By Patrick Hedlund
Soho strong, Village hurting
Soho and Tribeca boast the most expensive rental units in the city, according to an April market report from The Real Estate Group of New York.
In an analysis of the prices of doorman and non-doorman units, the two Downtown neighborhoods topped the list for all apartment types across the board.
In Soho, average monthly rents for doorman studios ($2,714), one-bedrooms ($4,630) and two-bedrooms ($6,864) outranked all other Manhattan neighborhoods.
In Tribeca, average rents for non-doorman studios ($3,020), one-bedrooms ($4,304) and two-bedrooms ($6,818) also bested every other submarket throughout the borough.
Since April 2008, prices for all doorman units in Soho have risen 2.25 percent, while prices for all non-doorman units in Tribeca have slid slightly by 0.28 percent.
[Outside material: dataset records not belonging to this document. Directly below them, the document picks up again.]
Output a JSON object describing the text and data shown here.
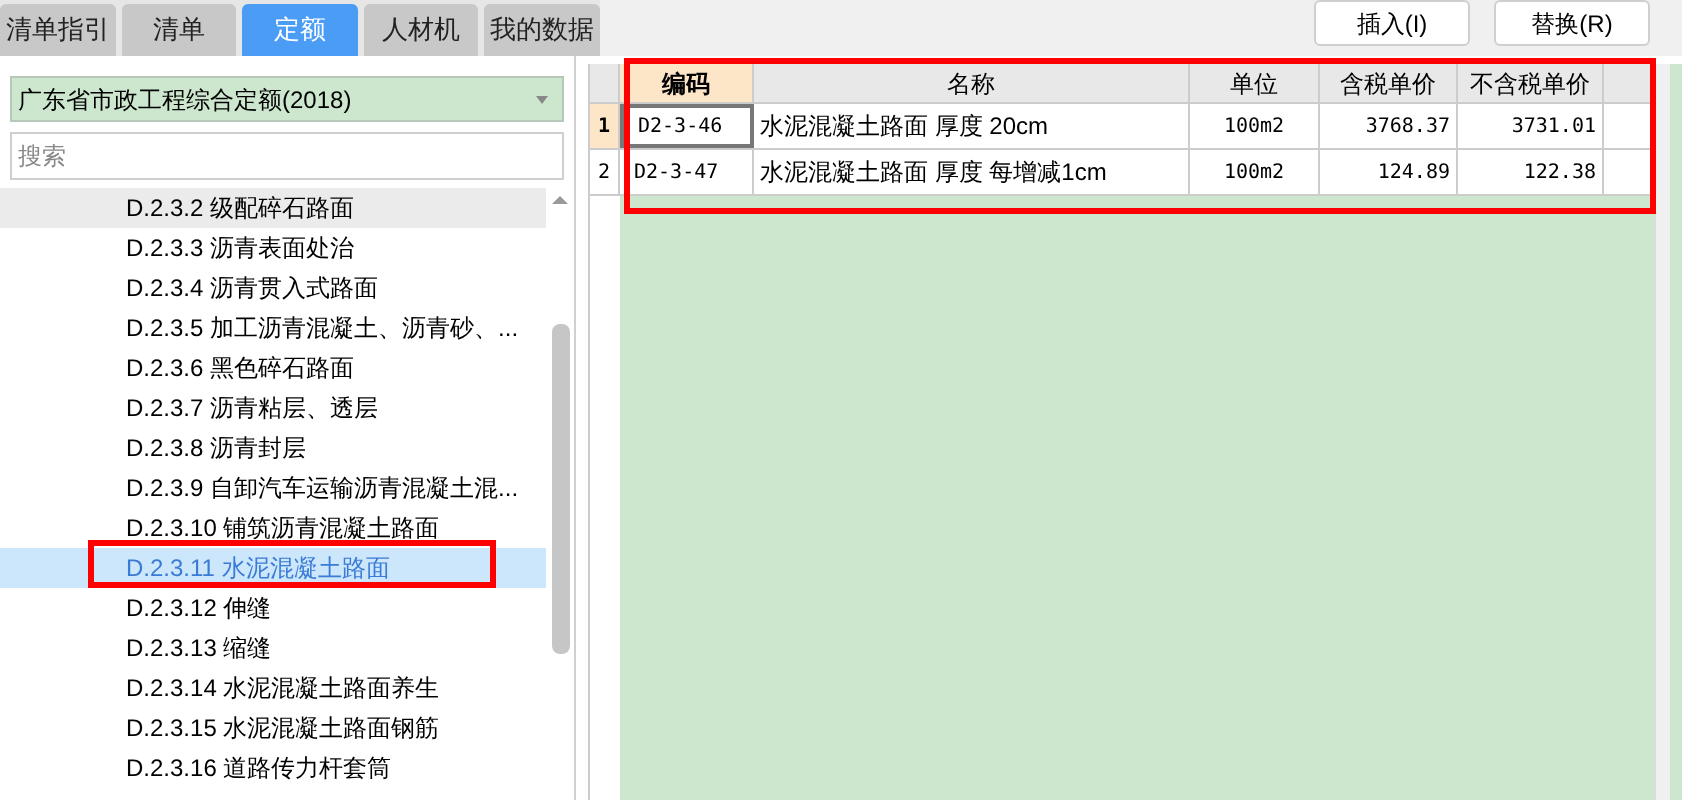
{
  "tabs": [
    {
      "label": "清单指引",
      "selected": false
    },
    {
      "label": "清单",
      "selected": false
    },
    {
      "label": "定额",
      "selected": true
    },
    {
      "label": "人材机",
      "selected": false
    },
    {
      "label": "我的数据",
      "selected": false
    }
  ],
  "quota_select": {
    "value": "广东省市政工程综合定额(2018)"
  },
  "search": {
    "placeholder": "搜索"
  },
  "tree": [
    {
      "label": "D.2.3.2 级配碎石路面",
      "hovered": true,
      "selected": false
    },
    {
      "label": "D.2.3.3 沥青表面处治",
      "hovered": false,
      "selected": false
    },
    {
      "label": "D.2.3.4 沥青贯入式路面",
      "hovered": false,
      "selected": false
    },
    {
      "label": "D.2.3.5 加工沥青混凝土、沥青砂、...",
      "hovered": false,
      "selected": false
    },
    {
      "label": "D.2.3.6 黑色碎石路面",
      "hovered": false,
      "selected": false
    },
    {
      "label": "D.2.3.7 沥青粘层、透层",
      "hovered": false,
      "selected": false
    },
    {
      "label": "D.2.3.8 沥青封层",
      "hovered": false,
      "selected": false
    },
    {
      "label": "D.2.3.9 自卸汽车运输沥青混凝土混...",
      "hovered": false,
      "selected": false
    },
    {
      "label": "D.2.3.10 铺筑沥青混凝土路面",
      "hovered": false,
      "selected": false
    },
    {
      "label": "D.2.3.11 水泥混凝土路面",
      "hovered": false,
      "selected": true
    },
    {
      "label": "D.2.3.12 伸缝",
      "hovered": false,
      "selected": false
    },
    {
      "label": "D.2.3.13 缩缝",
      "hovered": false,
      "selected": false
    },
    {
      "label": "D.2.3.14 水泥混凝土路面养生",
      "hovered": false,
      "selected": false
    },
    {
      "label": "D.2.3.15 水泥混凝土路面钢筋",
      "hovered": false,
      "selected": false
    },
    {
      "label": "D.2.3.16 道路传力杆套筒",
      "hovered": false,
      "selected": false
    }
  ],
  "buttons": [
    "插入(I)",
    "替换(R)"
  ],
  "table": {
    "columns": [
      "编码",
      "名称",
      "单位",
      "含税单价",
      "不含税单价"
    ],
    "rows": [
      {
        "number": "1",
        "selected": true,
        "cells": [
          "D2-3-46",
          "水泥混凝土路面 厚度 20cm",
          "100m2",
          "3768.37",
          "3731.01"
        ]
      },
      {
        "number": "2",
        "selected": false,
        "cells": [
          "D2-3-47",
          "水泥混凝土路面 厚度 每增减1cm",
          "100m2",
          "124.89",
          "122.38"
        ]
      }
    ]
  }
}
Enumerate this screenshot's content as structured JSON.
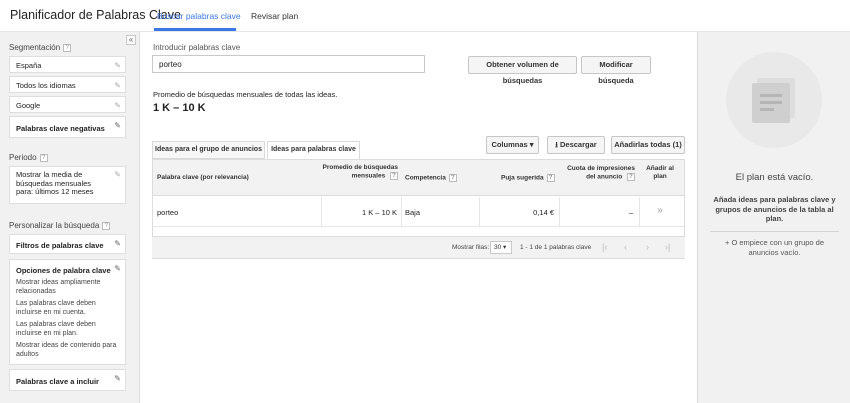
{
  "header": {
    "title": "Planificador de Palabras Clave",
    "tabs": [
      {
        "label": "Buscar palabras clave"
      },
      {
        "label": "Revisar plan"
      }
    ]
  },
  "sidebar": {
    "collapse_glyph": "«",
    "segmentation": {
      "title": "Segmentación",
      "items": [
        "España",
        "Todos los idiomas",
        "Google",
        "Palabras clave negativas"
      ]
    },
    "period": {
      "title": "Periodo",
      "value": "Mostrar la media de búsquedas mensuales para: últimos 12 meses"
    },
    "customize": {
      "title": "Personalizar la búsqueda",
      "filters": "Filtros de palabras clave",
      "options_title": "Opciones de palabra clave",
      "options": [
        "Mostrar ideas ampliamente relacionadas",
        "Las palabras clave deben incluirse en mi cuenta.",
        "Las palabras clave deben incluirse en mi plan.",
        "Mostrar ideas de contenido para adultos"
      ],
      "include": "Palabras clave a incluir"
    }
  },
  "main": {
    "input_label": "Introducir palabras clave",
    "input_value": "porteo",
    "get_volume_btn": "Obtener volumen de búsquedas",
    "modify_btn": "Modificar búsqueda",
    "avg_label": "Promedio de búsquedas mensuales de todas las ideas.",
    "avg_value": "1 K – 10 K",
    "tabs": [
      "Ideas para el grupo de anuncios",
      "Ideas para palabras clave"
    ],
    "columns_btn": "Columnas",
    "download_btn": "Descargar",
    "add_all_btn": "Añadirlas todas (1)",
    "table": {
      "headers": {
        "keyword": "Palabra clave (por relevancia)",
        "avg": "Promedio de búsquedas mensuales",
        "competition": "Competencia",
        "bid": "Puja sugerida",
        "impr": "Cuota de impresiones del anuncio",
        "add": "Añadir al plan"
      },
      "rows": [
        {
          "keyword": "porteo",
          "avg": "1 K – 10 K",
          "competition": "Baja",
          "bid": "0,14 €",
          "impr": "–",
          "add": "»"
        }
      ]
    },
    "pager": {
      "show_rows_label": "Mostrar filas:",
      "rows_value": "30",
      "range": "1 - 1 de 1 palabras clave"
    }
  },
  "right_panel": {
    "empty_title": "El plan está vacío.",
    "text": "Añada ideas para palabras clave y grupos de anuncios de la tabla al plan.",
    "alt": "+ O empiece con un grupo de anuncios vacío."
  }
}
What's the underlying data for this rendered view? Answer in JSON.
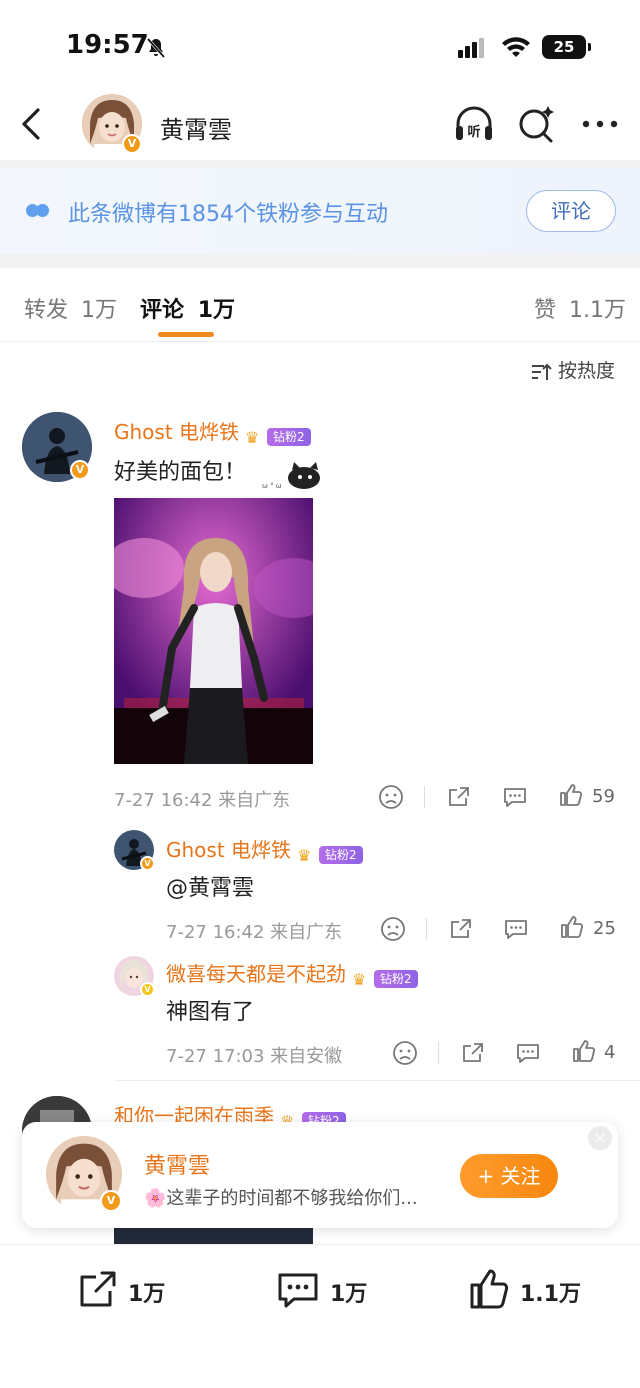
{
  "status_bar": {
    "time": "19:57",
    "battery": "25"
  },
  "header": {
    "name": "黄霄雲"
  },
  "banner": {
    "text": "此条微博有1854个铁粉参与互动",
    "button": "评论"
  },
  "tabs": [
    {
      "label": "转发",
      "count": "1万"
    },
    {
      "label": "评论",
      "count": "1万"
    },
    {
      "label": "赞",
      "count": "1.1万"
    }
  ],
  "sort": {
    "label": "按热度"
  },
  "comments": [
    {
      "nick": "Ghost 电烨铁",
      "badge": "钻粉2",
      "text": "好美的面包！",
      "meta": "7-27 16:42  来自广东",
      "likes": "59"
    }
  ],
  "replies": [
    {
      "nick": "Ghost 电烨铁",
      "badge": "钻粉2",
      "text": "@黄霄雲",
      "meta": "7-27 16:42  来自广东",
      "likes": "25"
    },
    {
      "nick": "微喜每天都是不起劲",
      "badge": "钻粉2",
      "text": "神图有了",
      "meta": "7-27 17:03  来自安徽",
      "likes": "4"
    }
  ],
  "third_comment": {
    "nick": "和你一起困在雨季",
    "badge": "钻粉2"
  },
  "follow_card": {
    "name": "黄霄雲",
    "desc": "🌸这辈子的时间都不够我给你们...",
    "button": "+ 关注"
  },
  "bottom_bar": {
    "repost": "1万",
    "comment": "1万",
    "like": "1.1万"
  }
}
In Greenwich Village, the average price of all non-doorman units dropped by nearly 8 percent compared to the previous year, while the price of all doorman units fell by more than 2.5 percent.
The East Village was particularly stung by plunging rents over the last year, with the average price of doorman units slipping 15 percent and the price of non-doorman units down almost 8 percent.
Have hookah, will travel
East Village nightspot Le Souk, which for years has been a thorn in the side of its Avenue B neighbors, has moved west to the heart of the Village with plans to open anew this summer.
The hip hookah bar, which endured constant noise and traffic complaints from neighbors living near the E. Fourth St. space, will reopen near the corner of Bleecker St. and LaGuardia Place by mid-June, Eater.com reported.
On Avenue B, Le Souk suffered from a series of citations from the State Liquor Authority before having its liquor license revoked.
Now, the North African-themed club will reportedly take over the former Horus Lounge at 510 LaGuardia Place, featuring three levels and a 300-person capacity.
Susan Stetzer, Community Board 3’s district manager, said neighbors around Le Souk’s former location have reported that horn honking has recently decreased.
However, the club’s operators are still in court appealing the revocation, and Stetzer said Le Souk still has a lease on the East Village space.
Regardless of the outcome, Stetzer said it was her board, not the S.L.A., that had to enforce the revocation when the club continued to operate after having its license stripped.
“Whatever the procedure is, it’s appalling that this can happen,” she said of the agency failing to act on its ruling. “We should have agencies dealing with licenses and enforcement. It shows why the community boards are so overburdened.”
H.L. Q & A
With anticipation growing in advance of the High Line’s planned June debut, project co-founder Robert Hammond will discuss the ambitious park-in-the-sky during a question-and-answer session with the real estate community and local architect/developer Cary Tamarkin.
Tamarkin, whose Downtown projects include the 11-story condo building 456 W. 19th St. across the street from the High Line, said hearing about the park from one of the two men who spent the last decade working to bring it to fruition is integral to understanding the former railway’s benefit to the city.
“It takes sitting with him and really understanding what he’s doing before you really get excited about it,” Tamarkin said about discussing the project with Hammond, who co-founded Friends of the High Line with Joshua David in 1999. “I’m a very active guy in the community and real estate world, and I still didn’t have a real sense of how exciting this would be until I started developing [nearby],” Tamarkin said.
The builder will join Hammond at the Wed., May 6, event, from 4 p.m. to 5:30 p.m. at 515 W. 20th St., seventh floor.
“What’s amazing about it is the anticipatory energy that it brings to the area with a public project of that scale,” Tamarkin, who has developed extensively in the West Village and Chelsea, said of the elevated park. “It’s like nothing I’ve ever felt before.”
The High Line indeed has proved to be a boon for West Chelsea developers, who stand to capitalize on residents’ access to the park, although questions of its use remain to be determined.
“Some people have asked me if its just going to be a long, skinny strip of grass,” Tamarkin said, noting that there’s “pace to it.”
“The questions are definitely out there,” he added. “It’s up to those guys to show us their stuff.”